La députée socialiste Céline Thiébault-Martinez a déposé lundi à l'Assemblée nationale une proposition de «loi intégrale de lutte contre les violences faites aux femmes et aux enfants».
Déposé à la veille de la Journée internationale de lutte contre les violences faites aux femmes, ce texte s'inspire des 140 recommandations formulées il y un an par la «coalition féministe pour une loi intégrale» qui regroupe quelques dizaines d'organisations. Il reprend aussi des préconisations de la Commission sur les violences sexuelles faites aux enfants (Ciivise). Il entend lutter contre une «impunité» persistante des violences sexuelles et sexistes, «nourrie par un manque criant de moyens», un «déficit de protection» et une «formation insuffisante des professionnels».
«Limiter les classements sans suite»
Les violences sont «massives, systémiques et largement impunies» et «exigent une loi cadre qui embrasse l'ensemble du problème», a déclaré la députée lors d'une conférence de presse avec les associations qui ont co-construit le texte. «Il faut en finir avec le pointillisme législatif, composé de mini-propositions de loi, dégainées à chaque nouvelle affaire qui secoue l'opinion publique«, a-t-elle poursuivi.

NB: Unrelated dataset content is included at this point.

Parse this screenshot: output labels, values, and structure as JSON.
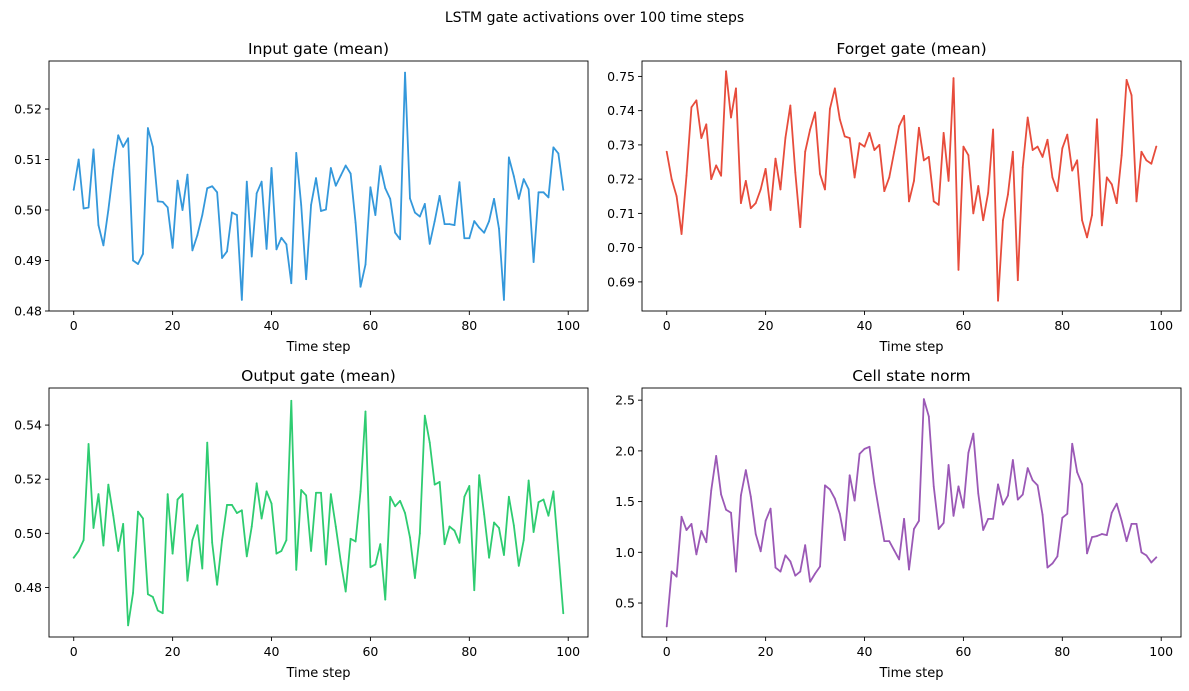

Le texte prévoit 78 mesures couvrant la justice et la police, la protection des enfants, la santé, le travail et la lutte contre les cyberviolences. Il veut «réformer la police et la justice» pour «mieux protéger les victimes»: création d'une juridiction spécialisée, un «juge des violences sexistes et sexuelles», formation obligatoire des professionnels et encadrement des experts judiciaires. Il entend définir «un socle obligatoire d'actes d'enquêtes pour limiter les classements sans suite».
Les enfants ne sont pas oubliés
Un second volet concerne les enfants: «entretien annuel pour chaque enfant» pour dépister des violences, «renforcement de la sécurité du parent protecteur», accompagnement systématique de l'enfant par un avocat, parcours de soins coordonné.
Il prévoit «l'interdiction pour toute personne condamnée pour violences sexuelles d'exercer une activité, bénévole ou rémunérée, impliquant un contact avec un mineur». Le volet santé prévoit la «formation obligatoire» des soignants et la lutte contre les «violences obstétricales et gynécologiques». Le texte veut octroyer aux migrantes victimes de violences une protection renforcée: interdiction d'OQTF, titre de séjour de deux ans, garantie d'un logement adapté.
Texte soutenu par 109 députés
La députée a sollicité le soutien de tous les groupes, sauf le Rassemblement national (RN) et l'Union des droites pour la République (UDR) d'Eric Ciotti. Le texte est soutenu par 109 députés principalement socialistes (69) écologistes (18) et Modem (10), et quelques députés des groupes Ensemble pour la République (4) et Horizons (2), GDR (communistes, 3), Liot (2) et droite républicaine (1).
Relevant qu'il est peu probable qu'une proposition de loi de cette ampleur soit inscrite à l'ordre du jour, Céline Thiébault-Martinez espère que certains articles seront repris dans des propositions de loi de groupes dans leurs niches parlementaires ou par le gouvernement. La ministre déléguée chargée de l'Egalité entre les femmes et les hommes Aurore Bergé travaille de son côté sur un projet de loi-cadre sur les violences faites aux femmes.